À la retraite bien malgré elle

Depuis le 1er dernier, de nouvelles procédures chez Postes Canada ont changé les habitudes de Thérèse Choquette. Son époux s’est notamment vu refuser l’accès au bureau de poste de Dunham. Du coup, la dame perd une aide précieuse qui lui permet d’exécuter son travail rapidement et efficacement.

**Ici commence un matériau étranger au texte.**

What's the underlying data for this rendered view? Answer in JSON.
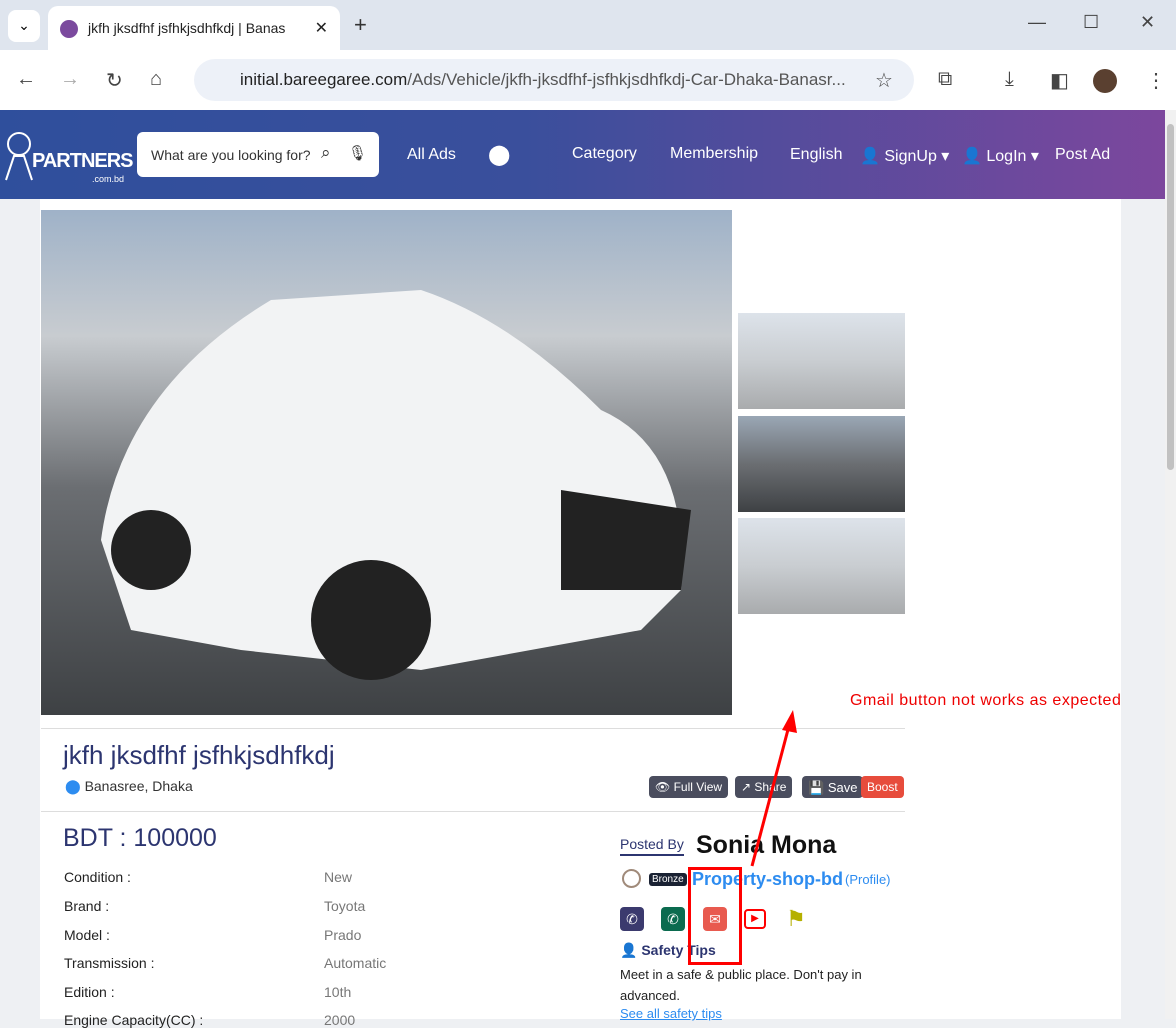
{
  "browser": {
    "tab_title": "jkfh jksdfhf jsfhkjsdhfkdj | Banas",
    "url_host": "initial.bareegaree.com",
    "url_path": "/Ads/Vehicle/jkfh-jksdfhf-jsfhkjsdhfkdj-Car-Dhaka-Banasr..."
  },
  "header": {
    "logo_name": "PARTNERS",
    "logo_sub": ".com.bd",
    "search_placeholder": "What are you looking for?",
    "nav": [
      "All Ads",
      "Category",
      "Membership",
      "English",
      "SignUp",
      "LogIn",
      "Post Ad"
    ]
  },
  "ad": {
    "title": "jkfh jksdfhf jsfhkjsdhfkdj",
    "location": "Banasree, Dhaka",
    "buttons": {
      "full_view": "Full View",
      "share": "Share",
      "save": "Save",
      "boost": "Boost"
    },
    "price": "BDT : 100000",
    "specs": [
      {
        "label": "Condition :",
        "value": "New"
      },
      {
        "label": "Brand :",
        "value": "Toyota"
      },
      {
        "label": "Model :",
        "value": "Prado"
      },
      {
        "label": "Transmission :",
        "value": "Automatic"
      },
      {
        "label": "Edition :",
        "value": "10th"
      },
      {
        "label": "Engine Capacity(CC) :",
        "value": "2000"
      }
    ]
  },
  "seller": {
    "posted_by": "Posted By",
    "name": "Sonia Mona",
    "badge": "Bronze",
    "shop": "Property-shop-bd",
    "profile": "(Profile)",
    "safety_title": "Safety Tips",
    "safety_text": "Meet in a safe & public place. Don't pay in advanced.",
    "see_all": "See all safety tips"
  },
  "annotation": {
    "text": "Gmail button not works as expected",
    "color": "#ff0000"
  }
}
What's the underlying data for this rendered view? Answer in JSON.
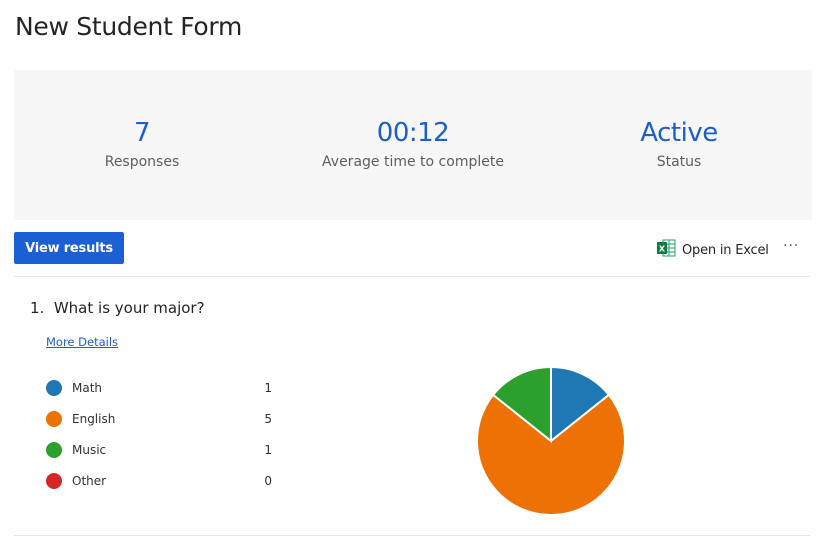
{
  "page": {
    "title": "New Student Form"
  },
  "summary": {
    "stats": [
      {
        "value": "7",
        "label": "Responses"
      },
      {
        "value": "00:12",
        "label": "Average time to complete"
      },
      {
        "value": "Active",
        "label": "Status"
      }
    ]
  },
  "toolbar": {
    "view_results_label": "View results",
    "open_excel_label": "Open in Excel",
    "more_label": "···"
  },
  "question": {
    "number": "1.",
    "text": "What is your major?",
    "title": "1.  What is your major?",
    "more_details_label": "More Details"
  },
  "chart_data": {
    "type": "pie",
    "title": "What is your major?",
    "categories": [
      "Math",
      "English",
      "Music",
      "Other"
    ],
    "values": [
      1,
      5,
      1,
      0
    ],
    "colors": [
      "#1f77b4",
      "#ed7105",
      "#2ca02c",
      "#d62728"
    ],
    "legend_position": "left"
  }
}
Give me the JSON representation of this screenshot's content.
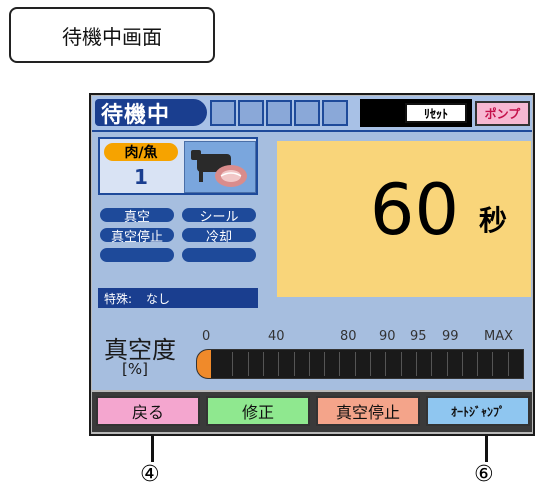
{
  "caption": "待機中画面",
  "status": {
    "state": "待機中",
    "reset_label": "ﾘｾｯﾄ",
    "pump_label": "ポンプ"
  },
  "mode": {
    "category": "肉/魚",
    "number": "1",
    "icon": "cow-meat-icon"
  },
  "options": [
    "真空",
    "シール",
    "真空停止",
    "冷却",
    "",
    ""
  ],
  "special": {
    "label": "特殊:",
    "value": "なし"
  },
  "timer": {
    "value": "60",
    "unit": "秒"
  },
  "vacuum": {
    "label": "真空度",
    "unit": "[%]",
    "ticks": [
      "0",
      "40",
      "80",
      "90",
      "95",
      "99",
      "MAX"
    ],
    "level_percent": 0
  },
  "buttons": {
    "back": "戻る",
    "edit": "修正",
    "vacuum_stop": "真空停止",
    "auto_jump": "ｵｰﾄｼﾞｬﾝﾌﾟ"
  },
  "callouts": [
    "④",
    "⑥"
  ],
  "colors": {
    "back": "#f4a6cf",
    "edit": "#8fe88f",
    "vacuum_stop": "#f4a48a",
    "auto_jump": "#8fc6f0",
    "timer_bg": "#f9d57a",
    "accent_blue": "#1a3e8f"
  }
}
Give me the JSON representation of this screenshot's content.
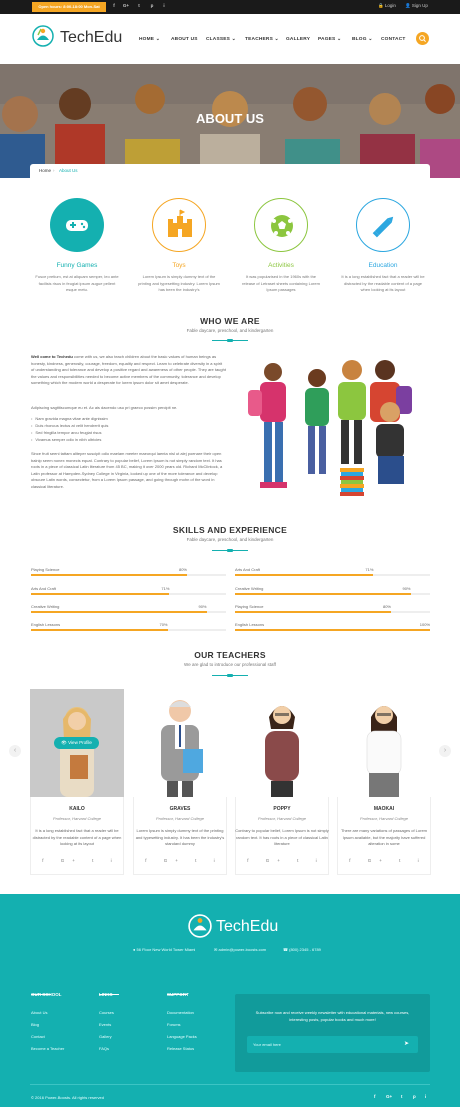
{
  "topbar": {
    "hours": "Open hours: 8:00-18:00 Mon-Sat",
    "social": [
      "f",
      "G+",
      "t",
      "p",
      "i"
    ],
    "login": "Login",
    "signup": "Sign Up"
  },
  "header": {
    "logo": "TechEdu",
    "nav": [
      "HOME",
      "ABOUT US",
      "CLASSES",
      "TEACHERS",
      "GALLERY",
      "PAGES",
      "BLOG",
      "CONTACT"
    ]
  },
  "hero": {
    "title": "ABOUT US",
    "breadcrumb_home": "Home",
    "breadcrumb_current": "About Us"
  },
  "features": [
    {
      "title": "Funny Games",
      "color": "#14b0b0",
      "text": "Fusce pretium, est at aliquam semper, leo ante facilisis risus in feugiat ipsum augue pellent esque metu."
    },
    {
      "title": "Toys",
      "color": "#f5a623",
      "text": "Lorem Ipsum is simply dummy text of the printing and typesetting industry. Lorem Ipsum has been the industry's"
    },
    {
      "title": "Activities",
      "color": "#8cc63f",
      "text": "It was popularised in the 1960s with the release of Letraset sheets containing Lorem Ipsum passages"
    },
    {
      "title": "Education",
      "color": "#2ca7e0",
      "text": "It is a long established fact that a reader will be distracted by the readable content of a page when looking at its layout"
    }
  ],
  "who": {
    "title": "WHO WE ARE",
    "subtitle": "Fable daycare, preschool, and kindergarten",
    "intro_bold": "Well come to Techedu",
    "intro": "come with us, we also teach children about the basic values of human beings as honesty, kindness, generosity, courage, freedom, equality and respect. Learn to celebrate diversity in a spirit of understanding and tolerance and develop a positive regard and awareness of other people. They are taught the values and responsibilities needed to become active members of the community, tolerance and develop something which the modern world a desperate for lorem ipsum dolor sit amet desperate.",
    "line2": "Adipiscing sagittiscumque eu et. Ac ais dacendo usu pri graeco possim percipit ne.",
    "bullets": [
      "Nam gravida magna vitae ante dignissim",
      "Duis rhoncus lectus at velit hendrerit quis",
      "Sed fringilla tempor arcu feugiat risus",
      "Vivamus semper odio in nibh ultricies"
    ],
    "outro": "Since fruit seeni tattam aliteper suscipit odio maelam meeter maeorqui laenta nisl ut alej poenare their open balnip seem nonex monecis equat. Contrary to popular belief, Lorem Ipsum is not simply random text. It has roots in a piece of classical Latin literature from 45 BC, making it over 2000 years old. Richard McClintock, a Latin professor at Hampden-Sydney College in Virginia, looked up one of the more tolerance and develop obscure Latin words, consectetur, from a Lorem Ipsum passage, and going through mohn of the word in classical literature."
  },
  "skills": {
    "title": "SKILLS AND EXPERIENCE",
    "subtitle": "Fable daycare, preschool, and kindergarten",
    "left": [
      {
        "label": "Playing Science",
        "value": 80,
        "pct": "80%"
      },
      {
        "label": "Arts And Craft",
        "value": 71,
        "pct": "71%"
      },
      {
        "label": "Creative Writing",
        "value": 90,
        "pct": "90%"
      },
      {
        "label": "English Lessons",
        "value": 70,
        "pct": "70%"
      }
    ],
    "right": [
      {
        "label": "Arts And Craft",
        "value": 71,
        "pct": "71%"
      },
      {
        "label": "Creative Writing",
        "value": 90,
        "pct": "90%"
      },
      {
        "label": "Playing Science",
        "value": 80,
        "pct": "80%"
      },
      {
        "label": "English Lessons",
        "value": 100,
        "pct": "100%"
      }
    ]
  },
  "teachers": {
    "title": "OUR TEACHERS",
    "subtitle": "We are glad to introduce our professional staff",
    "view_profile": "View Profile",
    "list": [
      {
        "name": "KAILO",
        "role": "Professor, Harvard College",
        "text": "It is a long established fact that a reader will be distracted by the readable content of a page when looking at its layout"
      },
      {
        "name": "GRAVES",
        "role": "Professor, Harvard College",
        "text": "Lorem Ipsum is simply dummy text of the printing and typesetting industry. It has been the industry's standard dummy"
      },
      {
        "name": "POPPY",
        "role": "Professor, Harvard College",
        "text": "Contrary to popular belief, Lorem Ipsum is not simply random text. It has roots in a piece of classical Latin literature"
      },
      {
        "name": "MAOKAI",
        "role": "Professor, Harvard College",
        "text": "There are many variations of passages of Lorem Ipsum available, but the majority have suffered alteration in some"
      }
    ],
    "social": "f  G+  t  i"
  },
  "footer": {
    "logo": "TechEdu",
    "address": "56 Floor New World Tower Miami",
    "email": "admin@power-boosts.com",
    "phone": "(800) 2345 - 6789",
    "col1_title": "OUR SCHOOL",
    "col1": [
      "About Us",
      "Blog",
      "Contact",
      "Become a Teacher"
    ],
    "col2_title": "LINKS",
    "col2": [
      "Courses",
      "Events",
      "Gallery",
      "FAQs"
    ],
    "col3_title": "SUPPORT",
    "col3": [
      "Documentation",
      "Forums",
      "Language Packs",
      "Release Status"
    ],
    "newsletter": "Subscribe now and receive weekly newsletter with educational materials, new courses, interesting posts, popular books and much more!",
    "email_placeholder": "Your email here",
    "copyright": "© 2016 Power-Boosts. All rights reserved",
    "social": [
      "f",
      "G+",
      "t",
      "p",
      "i"
    ]
  }
}
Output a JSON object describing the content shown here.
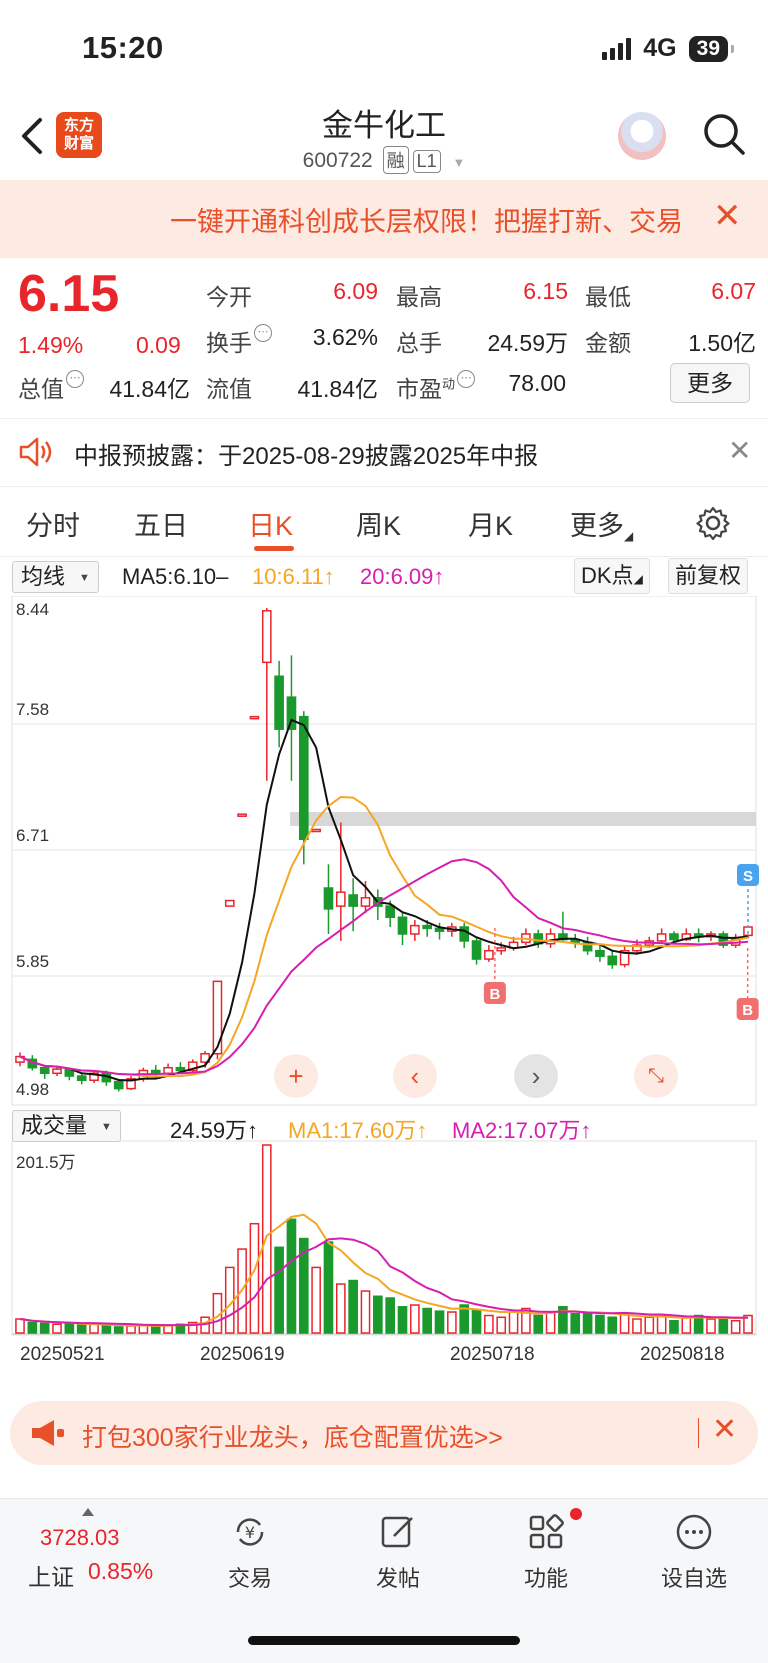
{
  "status": {
    "time": "15:20",
    "network": "4G",
    "battery": "39"
  },
  "header": {
    "logo_line1": "东方",
    "logo_line2": "财富",
    "name": "金牛化工",
    "code": "600722",
    "tag1": "融",
    "tag2": "L1"
  },
  "top_banner": {
    "text": "一键开通科创成长层权限！把握打新、交易",
    "close": "✕"
  },
  "quote": {
    "price": "6.15",
    "change_pct": "1.49%",
    "change_amt": "0.09",
    "open_label": "今开",
    "open": "6.09",
    "high_label": "最高",
    "high": "6.15",
    "low_label": "最低",
    "low": "6.07",
    "turnover_label": "换手",
    "turnover": "3.62%",
    "volume_label": "总手",
    "volume": "24.59万",
    "amount_label": "金额",
    "amount": "1.50亿",
    "mktcap_label": "总值",
    "mktcap": "41.84亿",
    "float_label": "流值",
    "float": "41.84亿",
    "pe_label": "市盈",
    "pe_sup": "动",
    "pe": "78.00",
    "more": "更多"
  },
  "notice": {
    "text": "中报预披露：于2025-08-29披露2025年中报",
    "close": "✕"
  },
  "tabs": [
    "分时",
    "五日",
    "日K",
    "周K",
    "月K",
    "更多"
  ],
  "ma_bar": {
    "selector": "均线",
    "ma5": "MA5:6.10–",
    "ma10": "10:6.11↑",
    "ma20": "20:6.09↑",
    "dk": "DK点",
    "adj": "前复权"
  },
  "vol_bar": {
    "selector": "成交量",
    "vol": "24.59万↑",
    "ma1": "MA1:17.60万↑",
    "ma2": "MA2:17.07万↑"
  },
  "chart_data": {
    "type": "candlestick",
    "y_ticks": [
      "8.44",
      "7.58",
      "6.71",
      "5.85",
      "4.98"
    ],
    "ylim": [
      4.98,
      8.44
    ],
    "vol_max_label": "201.5万",
    "x_labels": [
      "20250521",
      "20250619",
      "20250718",
      "20250818"
    ],
    "markers": [
      "B",
      "B",
      "S"
    ],
    "colors": {
      "up": "#e8252b",
      "down": "#1a9a2c",
      "ma5": "#111111",
      "ma10": "#f5a623",
      "ma20": "#d61fb0"
    }
  },
  "bottom_banner": {
    "text": "打包300家行业龙头，底仓配置优选>>",
    "close": "✕"
  },
  "bottom_nav": {
    "index_value": "3728.03",
    "index_label": "上证",
    "index_pct": "0.85%",
    "trade": "交易",
    "post": "发帖",
    "func": "功能",
    "watch": "设自选"
  }
}
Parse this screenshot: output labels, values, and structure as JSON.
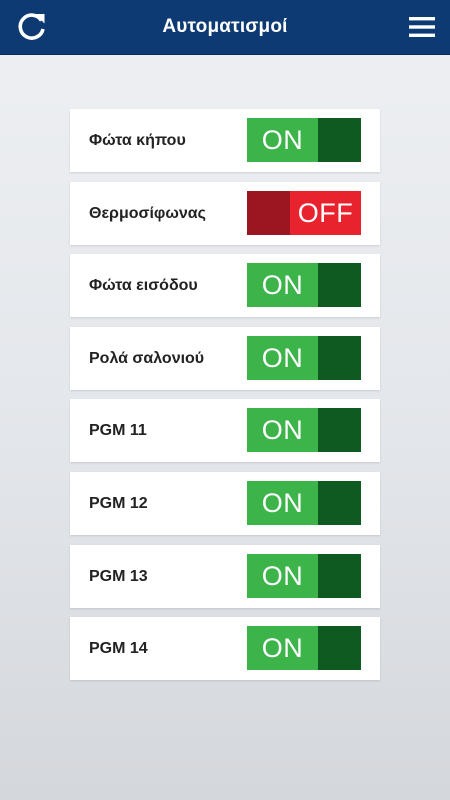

«Mon mari ne pouvait même plus m’accompagner, ni rentrer au bureau de poste. Apparemment, je n’avais plus besoin d’aide parce qu’ils (Postes Canada) nous ont tous fourni un objet, qui ressemble à un bâton avec une pince au bout. Je devais tout faire seule. C’est tout de même fatigant d’être toujours à bout de bras, il faut s’étirer, parfois le courrier tombe par terre (…). Selon moi, ça va bien mieux à deux», explique la dame déçue des nouvelles procédures. 

Devant ces changements, la Dunhamienne décide donc d’accrocher son sac de factrice. Malgré une fin inattendue, elle garde en mémoire de beaux souvenirs de cette longue carrière. «Mes petits-enfants m’ont accompagné quelques fois. Ils s’arrêtaient pour cueillir des fleurs ou boire de l’eau d’érable dans leur petit verre en plastique chez certains clients. Le trajet était plus long, mais ils étaient contents», se remémore Mme Choquette.

«J’ai vu, à certains endroits, des générations se succéder. J’ai aimé faire ce métier, sinon je ne l’aurais pas fait aussi longtemps», confie cette dernière.